Aid for grad students is superb. You can borrow up to $50,000 for a master's, and $105,000 total in Stafford loans and SLSs to complete a Ph.D. At about $9,000/year (including the summer) I can work on my master's for five years. Employed grad students can get full aid on top of their salary. That means working, but having more money to fund traveling when you're supposed to be working on your thesis or dissertation. In fact, if you invest the extra money you can make a few thousand extra off the backs of other workers by the time you decide whether to repay the loans.

It has certainly been easy for me to spend three‑and‑a‑half years working on my piddling MA in Fine Arts. Although financial aid only allows you to take 30 hours of course work, I can graduate with incompletes if they are not in my department. I could theoretically keep taking classes outside of my department until my aid runs out and still graduate! I might as well soak up all the $50,000 (or more if congress increases the ceiling) since I don't plan to pay it back.

After two more semesters I'll begin on my dissertation, which could still last for a while, since I haven't borrowed even half the $105,000 I can borrow through Stafford and SLSs. Since I wrote enough for a dissertation while writing my thesis I'll have little work to do. I figure I can go for another four years “working” on my dissertation: Traveling around every semester, coming back to get my aid, and making some gratuitous visits to my committee. I hope by that time the loan cap will be hiked again.

Eating the Insides Out. Financial aid has been a major source of the crisis of the universities both in the US and internationally. In the US, a growing number of students are refusing ‑‑ because they don't want to reduce their standard of living, or they don't care ‑‑ or are unable to repay their loans. Total defaults have doubled since the mid‑'80s. In the meanwhile, guarantors have gone bankrupt, banks refuse to loan students money or delay processing applications, the government and universities are divesting from aid programs, trade schools are being banned from the program, and banks are going under.

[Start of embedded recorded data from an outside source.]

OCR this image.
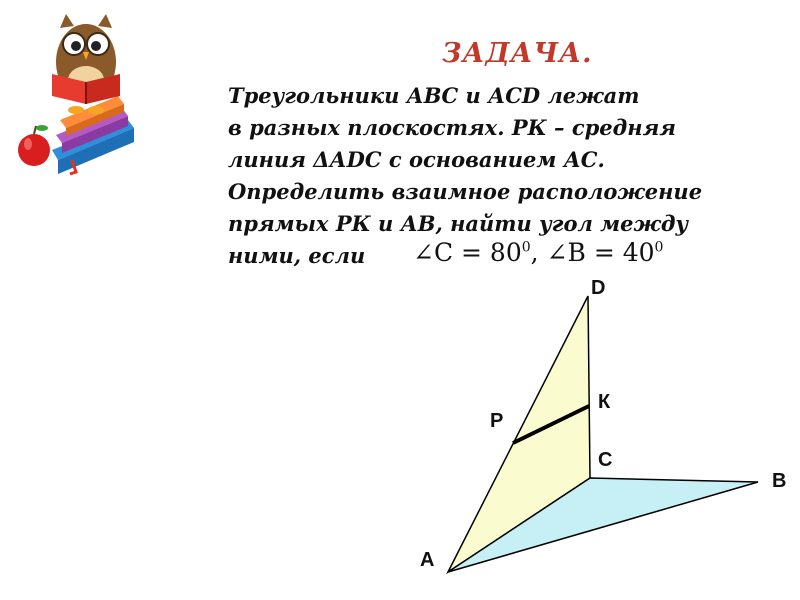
ЗАДАЧА.
Треугольники АВС и АСD лежат
в разных плоскостях. РК – средняя
линия ΔАDC с основанием АС.
Определить взаимное расположение
прямых РК и АВ, найти угол между
ними, если	∠C = $80^0$, ∠B = $40^0$
D
К
P
C
B
A
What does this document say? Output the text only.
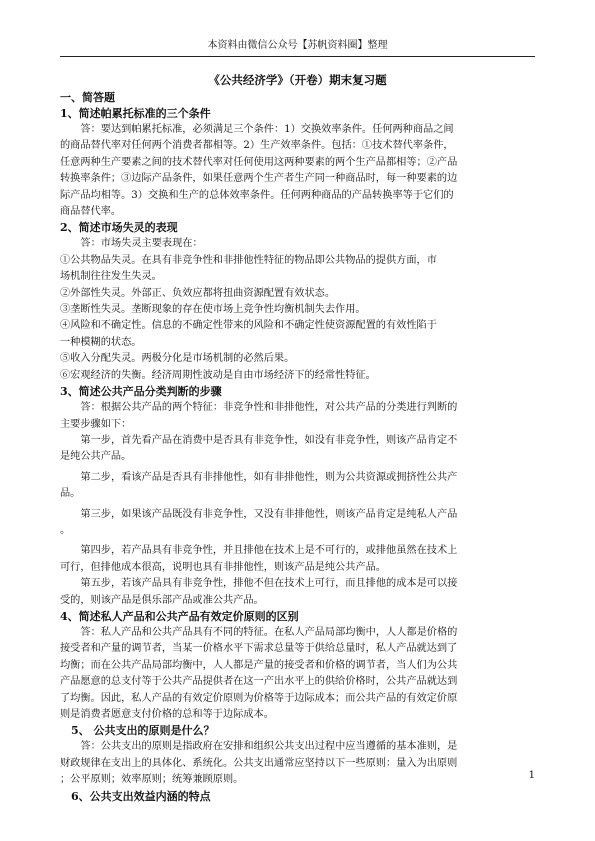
本资料由微信公众号【苏帆资料圈】整理
《公共经济学》（开卷）期末复习题
一、简答题
1、简述帕累托标准的三个条件
答：要达到帕累托标准，必须满足三个条件：1）交换效率条件。任何两种商品之间
的商品替代率对任何两个消费者都相等。2）生产效率条件。包括：①技术替代率条件，
任意两种生产要素之间的技术替代率对任何使用这两种要素的两个生产品都相等；②产品
转换率条件；③边际产品条件，如果任意两个生产者生产同一种商品时，每一种要素的边
际产品均相等。3）交换和生产的总体效率条件。任何两种商品的产品转换率等于它们的
商品替代率。
2、简述市场失灵的表现
答：市场失灵主要表现在：
①公共物品失灵。在具有非竞争性和非排他性特征的物品即公共物品的提供方面，市
场机制往往发生失灵。
②外部性失灵。外部正、负效应都将扭曲资源配置有效状态。
③垄断性失灵。垄断现象的存在使市场上竞争性均衡机制失去作用。
④风险和不确定性。信息的不确定性带来的风险和不确定性使资源配置的有效性陷于
一种模糊的状态。
⑤收入分配失灵。两极分化是市场机制的必然后果。
⑥宏观经济的失衡。经济周期性波动是自由市场经济下的经常性特征。
3、简述公共产品分类判断的步骤
答：根据公共产品的两个特征：非竞争性和非排他性，对公共产品的分类进行判断的
主要步骤如下：
第一步，首先看产品在消费中是否具有非竞争性，如没有非竞争性，则该产品肯定不
是纯公共产品。
第二步，看该产品是否具有非排他性，如有非排他性，则为公共资源或拥挤性公共产
品。
第三步，如果该产品既没有非竞争性，又没有非排他性，则该产品肯定是纯私人产品
。
第四步，若产品具有非竞争性，并且排他在技术上是不可行的，或排他虽然在技术上
可行，但排他成本很高，说明也具有非排他性，则该产品是纯公共产品。
第五步，若该产品具有非竞争性，排他不但在技术上可行，而且排他的成本是可以接
受的，则该产品是俱乐部产品或准公共产品。
4、简述私人产品和公共产品有效定价原则的区别
答：私人产品和公共产品具有不同的特征。在私人产品局部均衡中，人人都是价格的
接受者和产量的调节者，当某一价格水平下需求总量等于供给总量时，私人产品就达到了
均衡；而在公共产品局部均衡中，人人都是产量的接受者和价格的调节者，当人们为公共
产品愿意的总支付等于公共产品提供者在这一产出水平上的供给价格时，公共产品就达到
了均衡。因此，私人产品的有效定价原则为价格等于边际成本；而公共产品的有效定价原
则是消费者愿意支付价格的总和等于边际成本。
5、 公共支出的原则是什么？
答：公共支出的原则是指政府在安排和组织公共支出过程中应当遵循的基本准则，是
财政规律在支出上的具体化、系统化。公共支出通常应坚持以下一些原则：量入为出原则
；公平原则；效率原则；统筹兼顾原则。
6、公共支出效益内涵的特点
1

Student debt default is considered one of the top reasons for the collapse of banking (along with “Third World” debt, farming loan defaults, etc., thus indicating a link between student, third‑world, and farmers' struggles). Like the shift from grants to loans in the US, using loans to replace free schooling in the UK and Australia can be seen as a response to students' taking and using the money without doing much work.

Scamming makes it damn near impossible for the folks who worry endlessly about what's fucking up their factories to realize what's really going on. While Business Week and the rest cry about the universities churning out “lemons” who don't want to work (they say we “don't know how” or are “unprepared”), we should be looking at ways to circulate tactics for continuing the quiet insurgency. Much of the right‑wing attack on so‑called “PC” is predicated on reimposing discipline in the universities on students who don't so much read Marx instead of Plato, but don't do anything the university plans for us to do—that is, endless hours reading, writing, studying, going to class, etc. Instead, we're busy doing what we want in our own way while using their money, and learning a hell of a lot more as a result. It's no coincidence that right‑wing organizations such as Madison Center and the National Association of Scholars are funded by huge corporations like Coors, Mobil, Bechtel, KMart, and Olin. By learning how not to work we are threatening not only the universities, but capital's control over us through work itself.

The beauty of scamming through school is getting paid to have fun. And because it's not a concerted, organized, explicit movement, it is beyond the grasp of both the university planners and the left. While the Progressive Student Network suggests we “study and struggle,” I say “struggle against study”!